Hi daddy! What’s going off?
I have decided to try and get a little further with building my family tree, Mr Midnight.
Isn’t that one of those flashy green things which move about when the air angels touch them in the green kingdom? You wouldn’t get one of those things in this little room, daddy.
You humans are sometimes baffling.
I don’t think daddy means a real tree, Mr Mids. I think he’s planning to build a tree on paper.
Well, not exactly, Sir Winston. You were correct in your assumption that I am building a tree on paper, but because you are a cat, it is not a tree which you will know much about.
Basically, a family tree is a kind of chart showing all past members of a family from their descent in history.
So you don’t have to water it then?
If you did, you would spoil it, Mr Midnight.
In a way I suspect that I am a little bit like you two cats – inquisitive. I am trying to find out where my anscetors, or past members of my family, come from, purely out of inquisitiveness.
Well, that seems like a complete waste of time to me, daddy. The good people are not here anymore.

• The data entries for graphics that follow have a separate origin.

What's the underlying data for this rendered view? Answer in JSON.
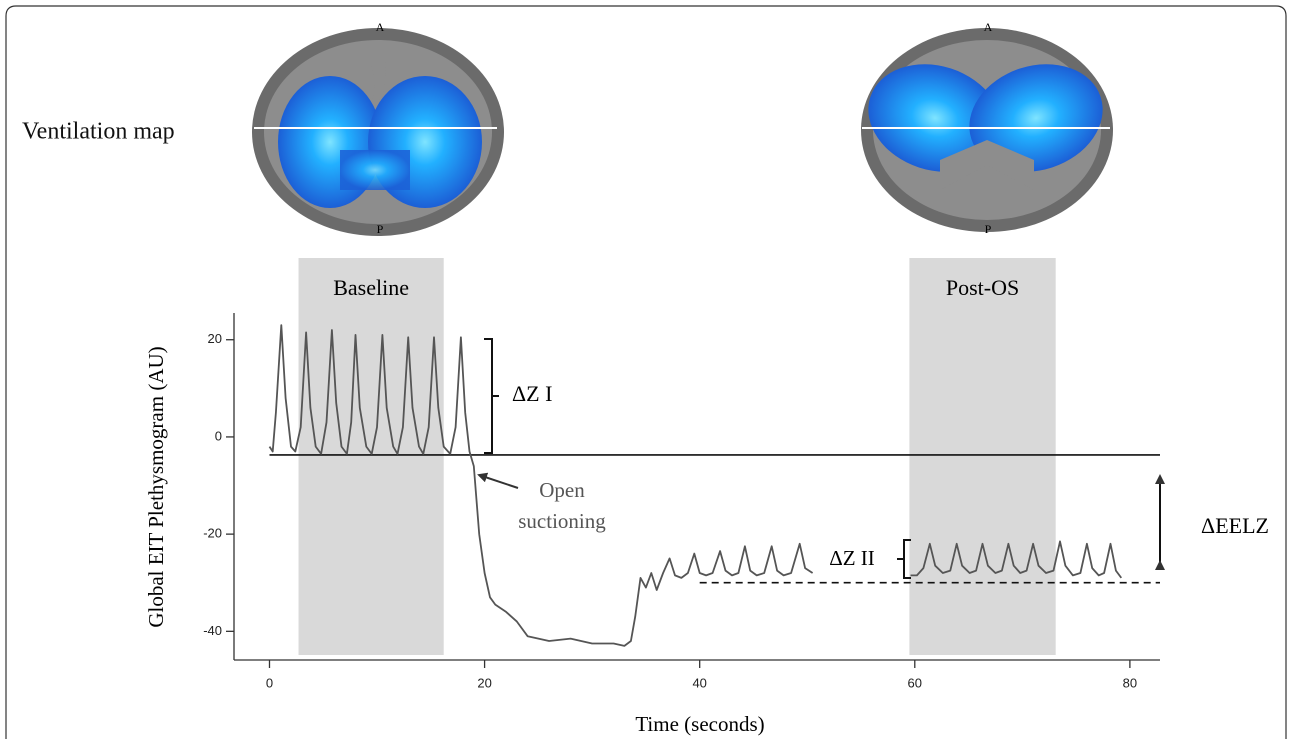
{
  "ventilation_maps": {
    "label": "Ventilation map",
    "maps": [
      {
        "anterior": "A",
        "posterior": "P"
      },
      {
        "anterior": "A",
        "posterior": "P"
      }
    ]
  },
  "chart_data": {
    "type": "line",
    "xlabel": "Time (seconds)",
    "ylabel": "Global EIT Plethysmogram (AU)",
    "xlim": [
      -3.3,
      82.8
    ],
    "ylim": [
      -45.9,
      25.5
    ],
    "xticks": [
      0,
      20,
      40,
      60,
      80
    ],
    "yticks": [
      -40,
      -20,
      0,
      20
    ],
    "color": "#555555",
    "x": [
      0,
      0.3,
      0.6,
      1.1,
      1.5,
      2.0,
      2.4,
      2.9,
      3.4,
      3.8,
      4.3,
      4.8,
      5.3,
      5.8,
      6.2,
      6.7,
      7.2,
      7.6,
      8.0,
      8.4,
      9.0,
      9.5,
      10.0,
      10.5,
      10.9,
      11.5,
      11.9,
      12.4,
      12.9,
      13.3,
      13.9,
      14.3,
      14.8,
      15.3,
      15.7,
      16.2,
      16.8,
      17.3,
      17.8,
      18.2,
      18.6,
      19.0,
      19.5,
      20.0,
      20.5,
      21.0,
      22.0,
      23.0,
      24.0,
      25.0,
      26.0,
      28.0,
      30.0,
      32.0,
      33.0,
      33.6,
      34.0,
      34.5,
      35.0,
      35.5,
      36.0,
      36.6,
      37.2,
      37.7,
      38.3,
      38.9,
      39.5,
      40.0,
      40.6,
      41.2,
      41.9,
      42.4,
      43.0,
      43.6,
      44.2,
      44.7,
      45.3,
      46.0,
      46.7,
      47.2,
      47.8,
      48.5,
      49.3,
      49.8,
      50.5,
      null,
      59.6,
      60.2,
      60.8,
      61.4,
      61.9,
      62.6,
      63.3,
      63.9,
      64.4,
      65.1,
      65.7,
      66.3,
      66.8,
      67.5,
      68.1,
      68.7,
      69.2,
      69.8,
      70.4,
      71.0,
      71.5,
      72.2,
      72.9,
      73.5,
      74.0,
      74.7,
      75.4,
      76.0,
      76.5,
      77.1,
      77.6,
      78.2,
      78.7,
      79.2
    ],
    "values": [
      -2,
      -3,
      5,
      23,
      8,
      -2,
      -3,
      2,
      21.5,
      6,
      -2,
      -3.5,
      3,
      22,
      7,
      -2,
      -3.5,
      3,
      21,
      6,
      -2,
      -3.5,
      2,
      21,
      6,
      -2,
      -3.5,
      2,
      20.5,
      6,
      -2,
      -3.5,
      2,
      20.5,
      6,
      -2,
      -3.5,
      2,
      20.5,
      5,
      -3,
      -6,
      -20,
      -28,
      -33,
      -34.5,
      -36,
      -38,
      -41,
      -41.5,
      -42,
      -41.5,
      -42.5,
      -42.5,
      -43,
      -42,
      -37,
      -29,
      -31,
      -28,
      -31.5,
      -28,
      -25,
      -28.5,
      -29,
      -28,
      -24,
      -28,
      -28.5,
      -28,
      -23.5,
      -27.5,
      -28.5,
      -28,
      -22.5,
      -27.5,
      -28.5,
      -28,
      -22.5,
      -27.5,
      -28.5,
      -28,
      -22,
      -27,
      -28,
      null,
      -28.5,
      -28.5,
      -27,
      -22,
      -26.5,
      -28,
      -27.5,
      -22,
      -26.5,
      -28,
      -27.5,
      -22,
      -26.5,
      -28,
      -27.5,
      -22,
      -26.5,
      -28,
      -27.5,
      -22,
      -26.5,
      -28,
      -27.5,
      -21.5,
      -26.5,
      -28.5,
      -28,
      -22,
      -27,
      -28.5,
      -28,
      -22,
      -27.5,
      -29
    ],
    "regions": [
      {
        "label": "Baseline",
        "x": [
          2.7,
          16.2
        ]
      },
      {
        "label": "Post-OS",
        "x": [
          59.5,
          73.1
        ]
      }
    ],
    "reference_lines": [
      {
        "y": -3.7,
        "from": 0,
        "style": "solid"
      },
      {
        "y": -30,
        "from": 40,
        "style": "dashed"
      }
    ],
    "annotations": {
      "delta_z1": "ΔZ I",
      "delta_z2": "ΔZ II",
      "delta_eelz": "ΔEELZ",
      "open_suctioning": [
        "Open",
        "suctioning"
      ]
    }
  }
}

What a strange way to pass the time.
Well, I find it most interesting.
You would, Sir Winston. You are somewhat of a fuddy duddy, aren’t you.
How far have you managed to get, daddy? I’d like to know.
Up until now, among many others, I have managed to find a Morton Clarke who was born in England in 1420. That’s quite a long time ago. That’s 21 generations ago.
We cats do not know what generations are, daddy. Is a generation something to do with your “time” measurement thingy? That chappie you mentioned appears to be an old gent.
Generations are different age gaps relating to our ancestors. Mr Clarke would be 600 years old if he still lived.
You human beings do like living in the past. Pussycats enjoy living in the moment because it is in the moment where life happens.
Sir Winston is correct, daddy. It’s the moment which matters. Not the past. We pussies can’t remember a thing about our past and we don’t need a tree thingamabob to try and remember. Still, if it gives you pleasure.
By the way, Mr Dog next door obviously still needs a tree, but obviously, for other reasons. 😉
Doggies could learn a thing or two from us pussycats!